Sacred 2 - Fallen Angel - Soundtrack 01 Main Menu Theme

Ölüm oyununun başlamasıyla birlikte harekete geçmiş ve düşmanı en son gördüğümüz yerin yakınlarına kadar ilerlemiştik. Burada sis hemen hemen dağılmıştı, muhtemelen büyücülerden birisinin işiydi bu. Yine de adım attığımız yeri görmek oldukça güçtü zira sık dokulu ağaçlar ay ışığının yere inmesine izin vermiyordu. Biz karanlıktaydık, güvendeydik; düşmansa… ne diyebilirim ki meşalelerin altın sarısı ışığı yüzlerinden ne güzel de yansıyordu öyle!

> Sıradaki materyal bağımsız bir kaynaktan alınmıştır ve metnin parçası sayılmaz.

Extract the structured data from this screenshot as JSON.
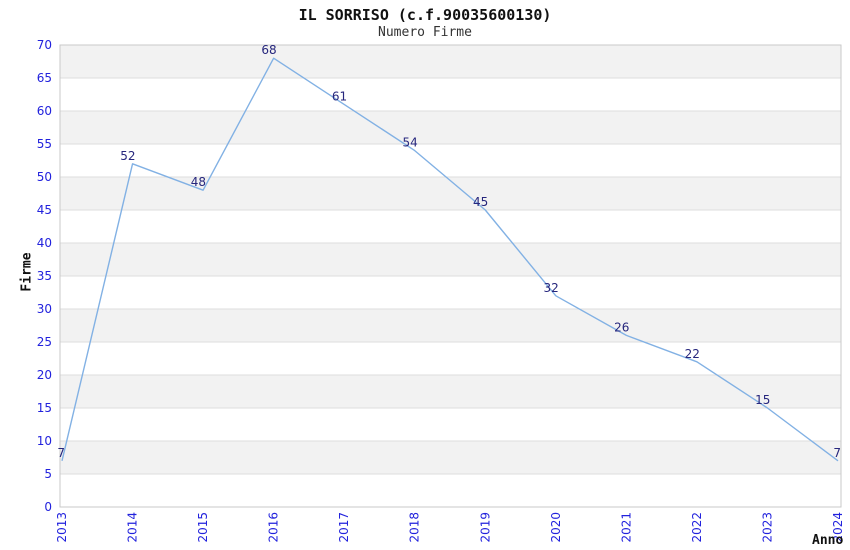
{
  "header": {
    "title": "IL SORRISO (c.f.90035600130)",
    "subtitle": "Numero Firme"
  },
  "chart_data": {
    "type": "line",
    "title": "IL SORRISO (c.f.90035600130)",
    "subtitle": "Numero Firme",
    "xlabel": "Anno",
    "ylabel": "Firme",
    "x": [
      "2013",
      "2014",
      "2015",
      "2016",
      "2017",
      "2018",
      "2019",
      "2020",
      "2021",
      "2022",
      "2023",
      "2024"
    ],
    "series": [
      {
        "name": "Numero Firme",
        "values": [
          7,
          52,
          48,
          68,
          61,
          54,
          45,
          32,
          26,
          22,
          15,
          7
        ]
      }
    ],
    "ylim": [
      0,
      70
    ],
    "ytick_step": 5,
    "x_tick_rotation": 90,
    "grid": "horizontal gridlines with alternating bands",
    "legend": "none",
    "colors": {
      "line": "#82b1e4",
      "tick_label": "#2222dd",
      "point_label": "#26267d",
      "band": "#f2f2f2",
      "gridline": "#dedede",
      "border": "#c9c9c9",
      "background": "#ffffff"
    }
  }
}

Saklandığımız yerden gördüğümüz ve işittiğimiz kadarıyla ortama tam bir kargaşa hâkimdi. Herkesten ayrı bir ses çıkıyordu. Gelenlerden birkaçı -oldukça yüreksizdiler ve anlaşılan buraya zorla getirilmişlerdi- ortamdaki bağrışmaların da etkisiyle dehşete kapılmış ve ellerindeki silahları boş boş çevreye ateşlerken kendi paylarına düşen kurşunun hepsini harcamışlardı. Etrafa saçılan kurşunlardan birisi orta yaşlı, saç ve sakallarından yüzü görünmeyen Viking kılıklı bir adama denk gelmişti. Anlaşılan vurulan adam sevilen veya önemli biriydi ki herkes susmuş ve onun başında toplanmıştı. Anlayamadığımız birkaç mırıldanma ve öfkeli sesin ardından iki kişi omuzundan yaralanan ‘Viking’i alıp geri dönüş yolunu tutmuştu.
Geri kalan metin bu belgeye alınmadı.